Calculation of proton density fat fraction (PDFF) is a recently described chemical shift-based water and fat separation technique that can be performed by magnitude and complex based techniques. The complex-based technique uses both magnitude and phase images, and magnitude-based techniques use only magnitude images for PDFF calculation. This is a promising method that can be completed in a breath hold and allows for the simple calculation of fat fraction in any segment of the liver. The advantage of this technique versus older MR imaging techniques (Dixon and fat saturation methods) is that this technique provides the correction of factors that influence MR SI, such as T1 bias, T2* decay, spectral complexity of fat, noise bias, and Eddy currents. This technique has been shown to provide accurate quantification of hepatic fat content compared to MRS21,25-28. Idilman et al.29 found a good correlation in the comparison of PDFF measurements with biopsy results in their study. PDFF distinguished moderate or severe steatosis from mild or no steatosis with 93.0% sensitivity and 85.0% specificity.
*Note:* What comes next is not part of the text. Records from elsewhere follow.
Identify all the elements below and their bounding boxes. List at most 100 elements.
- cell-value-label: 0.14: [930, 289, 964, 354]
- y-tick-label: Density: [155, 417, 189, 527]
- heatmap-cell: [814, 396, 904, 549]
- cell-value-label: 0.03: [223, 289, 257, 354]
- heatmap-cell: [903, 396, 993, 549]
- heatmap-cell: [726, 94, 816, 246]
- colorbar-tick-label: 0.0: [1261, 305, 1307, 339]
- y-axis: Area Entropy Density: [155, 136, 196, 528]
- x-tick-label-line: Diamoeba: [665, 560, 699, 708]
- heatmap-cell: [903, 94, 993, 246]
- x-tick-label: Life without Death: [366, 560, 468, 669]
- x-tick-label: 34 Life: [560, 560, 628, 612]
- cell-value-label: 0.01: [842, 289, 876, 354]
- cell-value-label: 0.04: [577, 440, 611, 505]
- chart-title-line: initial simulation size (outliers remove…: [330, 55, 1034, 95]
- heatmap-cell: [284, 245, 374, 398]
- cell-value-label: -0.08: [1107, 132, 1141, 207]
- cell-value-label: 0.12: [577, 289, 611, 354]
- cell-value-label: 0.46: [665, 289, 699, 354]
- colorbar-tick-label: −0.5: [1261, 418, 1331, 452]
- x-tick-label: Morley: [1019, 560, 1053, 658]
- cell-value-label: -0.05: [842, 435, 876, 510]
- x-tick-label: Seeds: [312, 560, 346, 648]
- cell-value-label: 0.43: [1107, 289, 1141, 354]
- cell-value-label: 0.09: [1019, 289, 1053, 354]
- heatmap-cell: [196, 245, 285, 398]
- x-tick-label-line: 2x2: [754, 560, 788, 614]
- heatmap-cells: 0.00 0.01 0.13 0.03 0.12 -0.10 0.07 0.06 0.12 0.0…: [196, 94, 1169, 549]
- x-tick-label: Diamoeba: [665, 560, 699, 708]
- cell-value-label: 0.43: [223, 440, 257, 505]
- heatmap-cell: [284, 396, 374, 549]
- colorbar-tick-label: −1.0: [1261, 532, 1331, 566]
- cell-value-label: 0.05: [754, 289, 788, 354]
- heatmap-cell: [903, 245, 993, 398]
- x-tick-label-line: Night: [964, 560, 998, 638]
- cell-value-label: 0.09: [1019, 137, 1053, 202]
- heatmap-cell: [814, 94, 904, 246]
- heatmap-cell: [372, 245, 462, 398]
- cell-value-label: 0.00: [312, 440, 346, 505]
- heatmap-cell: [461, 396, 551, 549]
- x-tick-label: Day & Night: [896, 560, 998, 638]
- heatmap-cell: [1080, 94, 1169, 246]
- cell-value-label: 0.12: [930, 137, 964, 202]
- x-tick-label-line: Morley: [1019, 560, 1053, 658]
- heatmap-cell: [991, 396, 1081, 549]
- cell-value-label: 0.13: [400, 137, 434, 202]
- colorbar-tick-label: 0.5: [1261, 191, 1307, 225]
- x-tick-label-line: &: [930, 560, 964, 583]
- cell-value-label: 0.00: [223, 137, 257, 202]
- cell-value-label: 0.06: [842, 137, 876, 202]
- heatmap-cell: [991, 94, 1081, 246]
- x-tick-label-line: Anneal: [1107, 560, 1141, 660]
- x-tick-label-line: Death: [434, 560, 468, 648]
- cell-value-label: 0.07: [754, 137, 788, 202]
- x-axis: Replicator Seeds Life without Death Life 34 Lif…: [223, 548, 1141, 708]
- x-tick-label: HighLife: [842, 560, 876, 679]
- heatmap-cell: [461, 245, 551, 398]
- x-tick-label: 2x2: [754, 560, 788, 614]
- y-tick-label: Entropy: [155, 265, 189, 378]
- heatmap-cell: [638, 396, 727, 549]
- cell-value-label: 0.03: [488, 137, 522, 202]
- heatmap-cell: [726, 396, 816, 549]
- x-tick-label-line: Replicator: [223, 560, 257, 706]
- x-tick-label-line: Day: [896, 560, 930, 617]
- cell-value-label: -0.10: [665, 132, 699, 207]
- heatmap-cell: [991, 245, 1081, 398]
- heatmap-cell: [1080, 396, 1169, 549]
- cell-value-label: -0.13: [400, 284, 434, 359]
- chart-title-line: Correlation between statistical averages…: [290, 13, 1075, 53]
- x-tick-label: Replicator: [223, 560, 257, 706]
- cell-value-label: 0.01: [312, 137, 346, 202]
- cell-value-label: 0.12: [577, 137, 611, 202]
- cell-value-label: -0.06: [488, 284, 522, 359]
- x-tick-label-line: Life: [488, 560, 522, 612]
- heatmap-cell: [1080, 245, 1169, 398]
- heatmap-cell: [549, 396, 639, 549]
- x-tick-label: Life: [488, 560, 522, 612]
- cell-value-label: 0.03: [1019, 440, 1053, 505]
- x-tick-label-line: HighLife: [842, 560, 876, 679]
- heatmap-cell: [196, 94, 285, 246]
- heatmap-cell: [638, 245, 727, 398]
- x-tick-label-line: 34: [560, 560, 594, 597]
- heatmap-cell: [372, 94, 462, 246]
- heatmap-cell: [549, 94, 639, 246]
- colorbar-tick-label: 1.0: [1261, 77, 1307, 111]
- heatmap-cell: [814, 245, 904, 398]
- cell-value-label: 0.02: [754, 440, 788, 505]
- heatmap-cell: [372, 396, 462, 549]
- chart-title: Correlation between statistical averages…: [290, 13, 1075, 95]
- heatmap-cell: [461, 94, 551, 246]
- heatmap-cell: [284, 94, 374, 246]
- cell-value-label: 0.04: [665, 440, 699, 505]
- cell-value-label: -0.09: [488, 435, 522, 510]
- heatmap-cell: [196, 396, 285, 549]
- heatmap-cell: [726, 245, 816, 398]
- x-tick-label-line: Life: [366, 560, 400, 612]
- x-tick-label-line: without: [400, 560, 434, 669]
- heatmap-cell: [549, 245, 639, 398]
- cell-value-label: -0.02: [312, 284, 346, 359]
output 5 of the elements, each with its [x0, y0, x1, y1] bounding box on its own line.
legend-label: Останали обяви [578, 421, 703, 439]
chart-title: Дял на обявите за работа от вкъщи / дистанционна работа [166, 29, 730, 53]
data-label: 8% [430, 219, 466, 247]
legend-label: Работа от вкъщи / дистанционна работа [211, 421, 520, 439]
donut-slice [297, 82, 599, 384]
In the meta-analysis performed by Gu et al.30, the degree of hepatic steatosis corresponding to <5%, 5-33%, 33-66% and >66% steatosis was defined as 0, 1, 2 and 3 according to the Non-alcoholic Steatohepatitis Clinical Research Network histological scoring system for non-alcoholic fatty liver disease (NAFLD). This meta-analysis contains 6 original articles (635 patients) and has sufficient data to investigate the diagnostic performance of MRI-PDFF in steatosis classification. In this study, the summary AUROC values of MRI-PDFF in steatosis grades 0 versus 1-3, 0-1 versus 2-3, and 0-2 versus 3 were significantly higher, similar to previous studies. In addition, they found that with increasing liver fat content, overall sensitivity and specificity decreased, indicating lower accuracy of MRI-PDFF in patients with severe hepatic steatosis. In summary, this meta-analysis shows that MRI-PDFF is a sensitive and non-invasive diagnostic method for classifying the degree of hepatic steatosis in patients with NAFLD.
Study Limitations
Limitations of this study include possible population bias toward a cohort of individuals considering living related liver donation, its retrospective design and small sample size, and wide range of time between liver biopsy and CT scanning. Furthermore, the liver biopsy specimens were acquired only from the right hepatic lobe, whereas the mean hepatic attenuation and SI were acquired from 10 ROIs of both hepatic lobes. Therefore, it is thought that there may be some degree of sampling error in hepatic needle biopsy.
CONCLUSION
Donor HS is a limiting factor for LDLT. CT is still an inevitable option for liver volume calculation and evaluation of vascular structures during the pre-transplant period. CT is also highly correlated with biopsy in the detection of HS. Donor safety is the most important ethical problem in LDLT. Recurrent CT scans for the evaluation of HS can lead to damage in donor bodies because of unnecessary radiation exposure in the following years. MRI showed its own strength and accuracy in the detection of HS in donor candidates in our study. Our study demonstrated that MRI might be a powerful alternative to CT for donor candidates with HS in the pre-transplant period, who needed to control HS after diet and other treatments. Future studies can provide new and beneficial findings in this issue.